An Empowering Question

I asked my daughter the question, “How are you feeling today?” She’d had an upset with a friend the night before so it seemed like a normal question for me to ask her the next day. But I started thinking: there is a more empowering question I could ask her, and I felt my next blog post coming on.

“How are you feeling today?” It seems like a nice, logical question to ask someone; a way to connect, check in, perhaps gather information. However, a more empowering question might be: “What are you thinking today?”

I’ve heard the “thought leaders” of the world say that “our thoughts create our perception”. Also, they explain that what we think causes our feelings. So, if we base how we are on how we are feeling, maybe that has us at a disadvantage. Which of the two questions allow us to be in touch with a deeper sense of ourselves?

The question, “What are you thinking today?”, can give us better information and help the person we are talking to notice their thinking in that moment. Then they can choose to think something else if they realize their thoughts in that moment are not serving them well. It comes down to being responsible for choosing our own thoughts and for producing our own peace and happiness. Having a sense of well-being is not outside ourselves, nor dependent on someone else or a different circumstance. It’s within our control. How do we know a thought is not serving us, though? The thought leaders say, we can tell by how we feel in our body. That doesn’t mean we won’t ever feel sad or mad. But, we can let the feelings run through us; they won’t stay “stuck” in us for days, months or even years, if we stop choosing the same thought over and over again. We have the ability to have a different thought when we choose to. We can turn a thought like, “I can’t believe he said that to me, what is his problem!” into, “He said what he said, it doesn’t make it true and I’m not going to let it bother me, I’m fine.”

That more empowering question, “What are you thinking today?”, allows us more presence. Harvard brain scientist Jill Bolte Taylor says, “We all control our thoughts, we are not our thoughts and if you don’t think it, it doesn’t exist”. Shakespeare similarly said, “There is nothing neither good or bad, but thinking makes it so.

If our conversations stopped revolving around our feelings and more around our thinking, it could produce more peace and happiness. Jill Bolte Taylor explains that “when you pay attention to the circuitry you are running, and interact with people differently, the rules change and the game changes, it demands change.” I think I will put this to the test the next time I catch myself asking someone how they feel.

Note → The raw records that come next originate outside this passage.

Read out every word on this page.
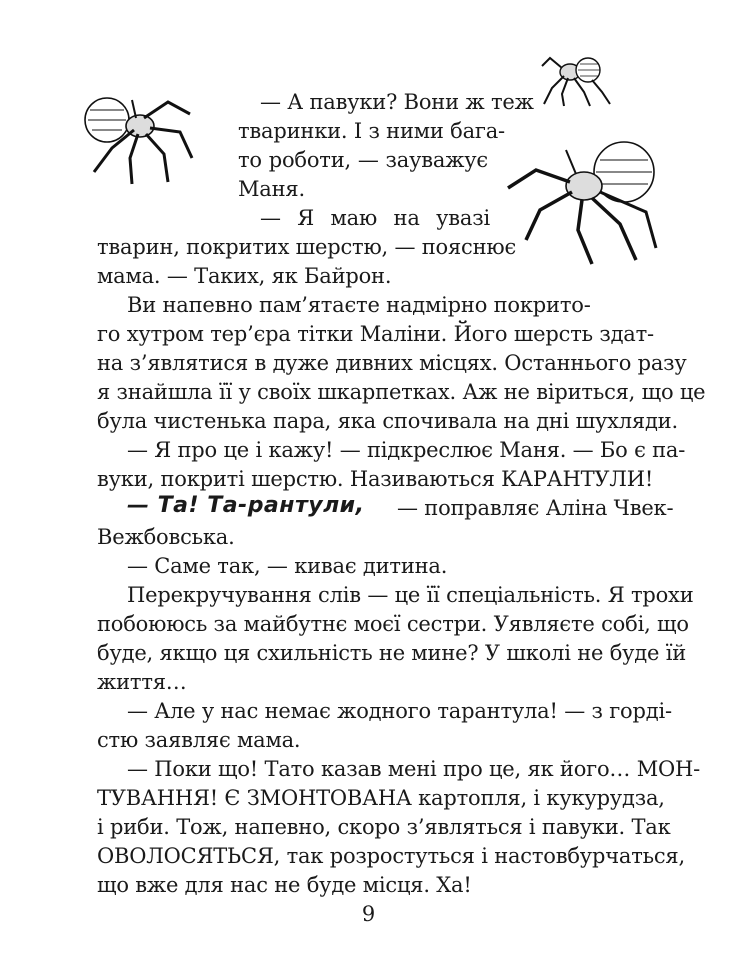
— А павуки? Вони ж теж
тваринки. І з ними бага-
то роботи, — зауважує
Маня.
— Я маю на увазі
тварин, покритих шерстю, — пояснює
мама. — Таких, як Байрон.
Ви напевно пам’ятаєте надмірно покрито-
го хутром тер’єра тітки Маліни. Його шерсть здат-
на з’являтися в дуже дивних місцях. Останнього разу
я знайшла її у своїх шкарпетках. Аж не віриться, що це
була чистенька пара, яка спочивала на дні шухляди.
— Я про це і кажу! — підкреслює Маня. — Бо є па-
вуки, покриті шерстю. Називаються КАРАНТУЛИ!
— Та! Та-рантули, — поправляє Аліна Чвек-
Вежбовська.
— Саме так, — киває дитина.
Перекручування слів — це її спеціальність. Я трохи
побоююсь за майбутнє моєї сестри. Уявляєте собі, що
буде, якщо ця схильність не мине? У школі не буде їй
життя…
— Але у нас немає жодного тарантула! — з горді-
стю заявляє мама.
— Поки що! Тато казав мені про це, як його… МОН-
ТУВАННЯ! Є ЗМОНТОВАНА картопля, і кукурудза,
і риби. Тож, напевно, скоро з’являться і павуки. Так
ОВОЛОСЯТЬСЯ, так розростуться і настовбурчаться,
що вже для нас не буде місця. Ха!
9
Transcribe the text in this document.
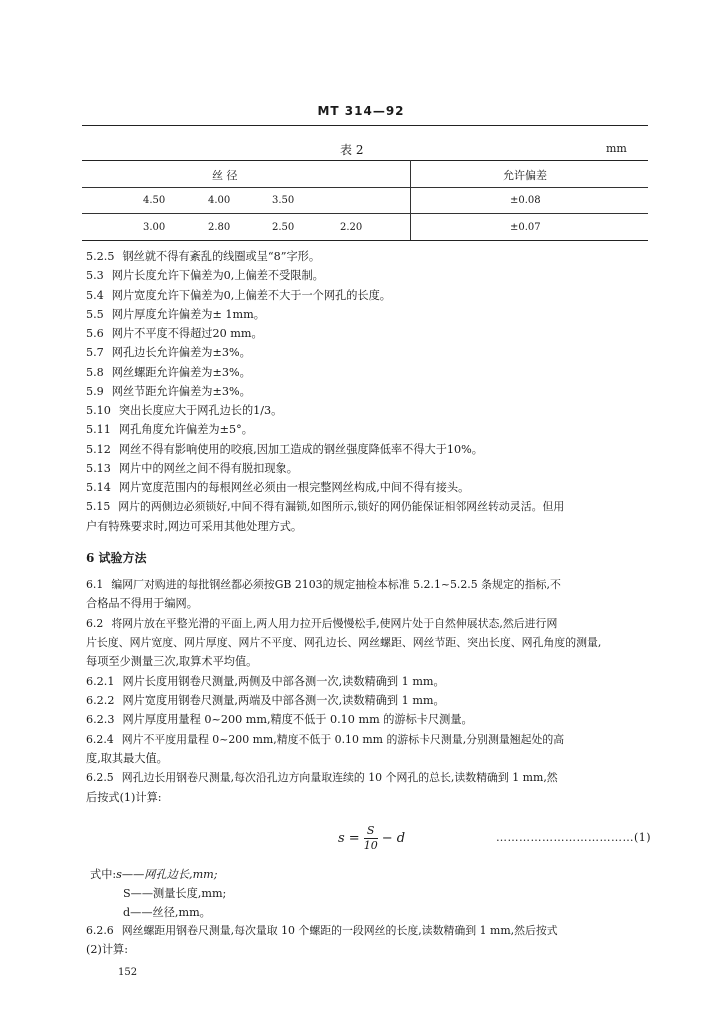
MT 314—92
表 2	mm
丝 径	允许偏差
4.50	4.00	3.50	±0.08
3.00	2.80	2.50	2.20	±0.07
5.2.5 钢丝就不得有紊乱的线圈或呈“8”字形。
5.3 网片长度允许下偏差为0,上偏差不受限制。
5.4 网片宽度允许下偏差为0,上偏差不大于一个网孔的长度。
5.5 网片厚度允许偏差为± 1mm。
5.6 网片不平度不得超过20 mm。
5.7 网孔边长允许偏差为±3%。
5.8 网丝螺距允许偏差为±3%。
5.9 网丝节距允许偏差为±3%。
5.10 突出长度应大于网孔边长的1/3。
5.11 网孔角度允许偏差为±5°。
5.12 网丝不得有影响使用的咬痕,因加工造成的钢丝强度降低率不得大于10%。
5.13 网片中的网丝之间不得有脱扣现象。
5.14 网片宽度范围内的每根网丝必须由一根完整网丝构成,中间不得有接头。
5.15 网片的两侧边必须锁好,中间不得有漏锁,如图所示,锁好的网仍能保证相邻网丝转动灵活。但用
户有特殊要求时,网边可采用其他处理方式。
6 试验方法
6.1 编网厂对购进的每批钢丝都必须按GB 2103的规定抽检本标准 5.2.1~5.2.5 条规定的指标,不
合格品不得用于编网。
6.2 将网片放在平整光滑的平面上,两人用力拉开后慢慢松手,使网片处于自然伸展状态,然后进行网
片长度、网片宽度、网片厚度、网片不平度、网孔边长、网丝螺距、网丝节距、突出长度、网孔角度的测量,
每项至少测量三次,取算术平均值。
6.2.1 网片长度用钢卷尺测量,两侧及中部各测一次,读数精确到 1 mm。
6.2.2 网片宽度用钢卷尺测量,两端及中部各测一次,读数精确到 1 mm。
6.2.3 网片厚度用量程 0~200 mm,精度不低于 0.10 mm 的游标卡尺测量。
6.2.4 网片不平度用量程 0~200 mm,精度不低于 0.10 mm 的游标卡尺测量,分别测量翘起处的高
度,取其最大值。
6.2.5 网孔边长用钢卷尺测量,每次沿孔边方向量取连续的 10 个网孔的总长,读数精确到 1 mm,然
后按式(1)计算:
$s = \frac{S}{10} - d$	………………………………(1)
式中:s——网孔边长,mm;
S——测量长度,mm;
d——丝径,mm。
6.2.6 网丝螺距用钢卷尺测量,每次量取 10 个螺距的一段网丝的长度,读数精确到 1 mm,然后按式
(2)计算:
152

Connection-Our Greatest Influence

As my adolescent grew into the teen she is today, I had a sense that in order to keep a connection with her and not lose her so to speak, I needed to not manage her. To not nag, criticize and tell her what I think she needed to be doing or when and how she should do it, as much as I could anyway. Sounds good right? If parents were to take a real honest look though, they might find they fit the description of a manager better than they think. It doesn’t make us bad parents, just not as effective as we could be in actually getting what we want: influence over our kids. Influence is defined as …”the capacity to have an effect on the character, development or behaviour of someone”.

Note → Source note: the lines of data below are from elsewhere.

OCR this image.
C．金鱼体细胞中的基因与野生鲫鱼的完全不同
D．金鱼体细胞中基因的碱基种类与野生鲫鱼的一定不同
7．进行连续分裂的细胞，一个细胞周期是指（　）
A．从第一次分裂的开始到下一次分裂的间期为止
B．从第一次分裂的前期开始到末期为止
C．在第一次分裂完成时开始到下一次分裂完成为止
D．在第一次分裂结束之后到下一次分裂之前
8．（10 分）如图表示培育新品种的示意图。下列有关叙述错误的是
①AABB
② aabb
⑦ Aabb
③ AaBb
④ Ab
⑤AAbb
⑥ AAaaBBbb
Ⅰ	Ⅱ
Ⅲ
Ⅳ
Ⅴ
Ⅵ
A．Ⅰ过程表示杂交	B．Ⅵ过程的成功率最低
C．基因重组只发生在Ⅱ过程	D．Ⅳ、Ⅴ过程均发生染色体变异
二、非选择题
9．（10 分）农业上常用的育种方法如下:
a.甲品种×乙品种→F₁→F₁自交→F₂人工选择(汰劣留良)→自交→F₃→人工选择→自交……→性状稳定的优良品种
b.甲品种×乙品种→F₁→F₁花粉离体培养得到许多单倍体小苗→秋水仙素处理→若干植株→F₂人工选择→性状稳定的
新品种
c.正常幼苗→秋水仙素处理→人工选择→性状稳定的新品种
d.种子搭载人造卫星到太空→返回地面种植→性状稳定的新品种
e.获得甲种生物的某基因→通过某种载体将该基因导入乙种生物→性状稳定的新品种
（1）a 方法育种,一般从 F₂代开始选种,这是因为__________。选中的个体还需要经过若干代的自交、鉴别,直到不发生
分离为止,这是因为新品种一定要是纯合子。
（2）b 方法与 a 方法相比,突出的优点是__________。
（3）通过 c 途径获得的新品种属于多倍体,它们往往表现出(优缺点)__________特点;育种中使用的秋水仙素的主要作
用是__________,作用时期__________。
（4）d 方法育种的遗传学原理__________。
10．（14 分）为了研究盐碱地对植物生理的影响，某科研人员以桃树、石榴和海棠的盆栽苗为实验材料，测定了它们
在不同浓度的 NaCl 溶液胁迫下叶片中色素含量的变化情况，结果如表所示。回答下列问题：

So what’s a parent to do? How do we not lose influence over our teens? We know they still need us to be there for them. It’s not a time to disappear, probably a time more than ever to stay close by. What would work though?

I wanted to be her sounding board, on her terms of course, to be visible yet quiet, to smile, love, listen and to check in with her with few questions. And for god’s sake, keep all her friends straight or I’d never hear the end of that one! This strikes me as the role of a consultant.

Our teens are in a time of their lives where power, freedom and belonging are huge needs for them. Managing infringes on their needs and causes disconnection, consulting can help serve their needs while keeping a connection. This is where our greatest influence lies with our amazing teens.